I bet you’re thinking that this is where I asked her to marry me, too, aren’t you? Well you’d be wrong. See, she was the one who asked me to marry her! I know, it’s funny, back in those days it was almost unheard of for the woman to ask the man for his hand in marriage, and I was actually ashamed to admit that for quite some time. I guess I was just taking too much of my sweet time trying to work up the courage to ask her, so she took it upon herself. Of course, I said yes, but when she pulled out the ring, she handed the box to me and held out her finger. She bought her own engagement ring too! Later on in life, I bought her one to replace that first ring, but she still kept it in the jewelry box to remind her of how we began. One of the things that I loved about her, was that when she knew she wanted something, she would go get it, even if it was a stubborn man.
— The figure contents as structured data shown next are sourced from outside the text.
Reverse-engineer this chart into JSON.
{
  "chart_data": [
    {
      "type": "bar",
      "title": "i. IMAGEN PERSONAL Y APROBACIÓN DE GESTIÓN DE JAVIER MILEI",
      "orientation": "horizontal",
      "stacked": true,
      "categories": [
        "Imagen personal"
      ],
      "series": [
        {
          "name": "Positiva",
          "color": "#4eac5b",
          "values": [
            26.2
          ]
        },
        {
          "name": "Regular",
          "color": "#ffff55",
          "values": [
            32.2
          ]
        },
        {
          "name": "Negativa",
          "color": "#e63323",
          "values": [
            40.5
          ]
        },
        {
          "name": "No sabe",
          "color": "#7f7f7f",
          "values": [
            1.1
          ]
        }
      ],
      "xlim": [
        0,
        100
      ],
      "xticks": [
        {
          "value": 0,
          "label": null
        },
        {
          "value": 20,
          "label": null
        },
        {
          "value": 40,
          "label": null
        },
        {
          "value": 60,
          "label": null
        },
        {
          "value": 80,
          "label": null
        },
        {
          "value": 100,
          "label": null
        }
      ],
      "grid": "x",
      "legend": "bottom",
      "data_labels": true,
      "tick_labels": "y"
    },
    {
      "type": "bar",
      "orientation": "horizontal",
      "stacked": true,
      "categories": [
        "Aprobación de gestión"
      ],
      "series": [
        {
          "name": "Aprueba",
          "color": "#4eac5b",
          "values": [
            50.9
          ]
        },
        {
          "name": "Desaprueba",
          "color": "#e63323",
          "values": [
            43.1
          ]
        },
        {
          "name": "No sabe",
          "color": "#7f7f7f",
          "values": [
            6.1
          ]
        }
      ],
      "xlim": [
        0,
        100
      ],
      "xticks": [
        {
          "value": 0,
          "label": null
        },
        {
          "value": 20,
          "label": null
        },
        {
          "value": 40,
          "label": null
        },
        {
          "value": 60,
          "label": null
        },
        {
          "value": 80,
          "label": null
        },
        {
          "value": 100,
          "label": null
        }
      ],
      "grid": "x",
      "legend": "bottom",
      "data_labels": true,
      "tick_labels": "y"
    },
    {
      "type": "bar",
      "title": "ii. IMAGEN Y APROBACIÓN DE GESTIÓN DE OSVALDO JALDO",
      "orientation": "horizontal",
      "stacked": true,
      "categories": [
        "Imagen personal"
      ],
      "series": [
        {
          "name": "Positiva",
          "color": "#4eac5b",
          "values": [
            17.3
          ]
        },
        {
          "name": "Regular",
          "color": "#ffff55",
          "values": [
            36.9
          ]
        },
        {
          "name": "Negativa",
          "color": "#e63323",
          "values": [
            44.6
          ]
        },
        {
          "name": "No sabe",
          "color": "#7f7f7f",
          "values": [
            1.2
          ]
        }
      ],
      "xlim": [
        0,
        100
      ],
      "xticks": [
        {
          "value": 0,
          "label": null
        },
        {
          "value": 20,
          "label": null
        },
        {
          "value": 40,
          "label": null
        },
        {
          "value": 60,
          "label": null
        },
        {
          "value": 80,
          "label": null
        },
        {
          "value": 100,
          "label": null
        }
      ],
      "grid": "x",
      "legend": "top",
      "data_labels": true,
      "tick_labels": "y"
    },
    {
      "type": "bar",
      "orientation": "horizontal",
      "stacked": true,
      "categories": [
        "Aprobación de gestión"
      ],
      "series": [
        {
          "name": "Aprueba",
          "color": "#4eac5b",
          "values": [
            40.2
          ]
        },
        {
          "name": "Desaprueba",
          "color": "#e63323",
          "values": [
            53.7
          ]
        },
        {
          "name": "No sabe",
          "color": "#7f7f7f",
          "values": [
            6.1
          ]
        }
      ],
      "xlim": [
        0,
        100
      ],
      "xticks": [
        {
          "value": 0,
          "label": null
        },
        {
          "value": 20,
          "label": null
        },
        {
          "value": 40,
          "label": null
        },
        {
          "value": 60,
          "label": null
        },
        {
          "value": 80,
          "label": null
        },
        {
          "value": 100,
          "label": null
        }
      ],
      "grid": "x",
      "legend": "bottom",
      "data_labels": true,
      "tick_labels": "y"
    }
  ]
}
When she got sick, it was one of the most tragic days of my life. We sat here and talked a lot about God, and the after life, so she knew where she was going, but for me, I was afraid to be in a world with out her. I hadn’t been with out her in so long, that I really didn’t know how to act. Who would remind me to get toothpaste or bread at the store when we were running low? How was I going to remember where I put my eyeglasses without her telling me? All of these feelings came crashing down on me, and one day I told her everything. She was about six months into her treatment at that time, and she was doing okay, but not great. We knew she didn’t have much longer to live, and I wanted to just let her know once and for all how much she meant to me. So we came here, we sat down with our turkey on rye, she didn’t eat much, but it was the thought that counted, I suppose. I explained to her that she had given me the most beautiful years of my life, that with out her I would still be that lost young man, wandering aimlessly, sitting on park benches when I got too tired to walk anymore. I thanked her for giving me three beautiful children, who gave us nine lovely grandkids. Her pregnancies weren’t easy, so I really wanted her to know I appreciated all the hard work she put into them, plus she made some darn cute babies, which helped. I apologized to her for all the times I wasn’t the best husband, in our younger days when I used to drink too much and come home too late, or the times when I was working two jobs to provide for our family and I would get upset at her if the house wasn’t clean when I got home. I look back on it now and realize that stuff doesn’t matter. What matters is the people that you share your life with, making them happy, fulfilled, and making sure that they enjoy their lives as well. Anyway, here I go on a tangent again, what my point is, is that after I told her all of those things. The truth about how I felt. She seemed to be at peace with life, and that night she passed away. In my life, I have seen death, I was in the military after all, but never had I seen it this close. It was one of the most beautiful things I have ever seen. When she took her last breath, she smiled, and I knew she was seeing the face of God.

Now that I know my final days are coming, I sit here and wait. I wait to be reunited with the one person that made my life complete, and I know that one day she will take my hand again, and we will walk together. Maybe we will even find a park bench with a view, on the other side.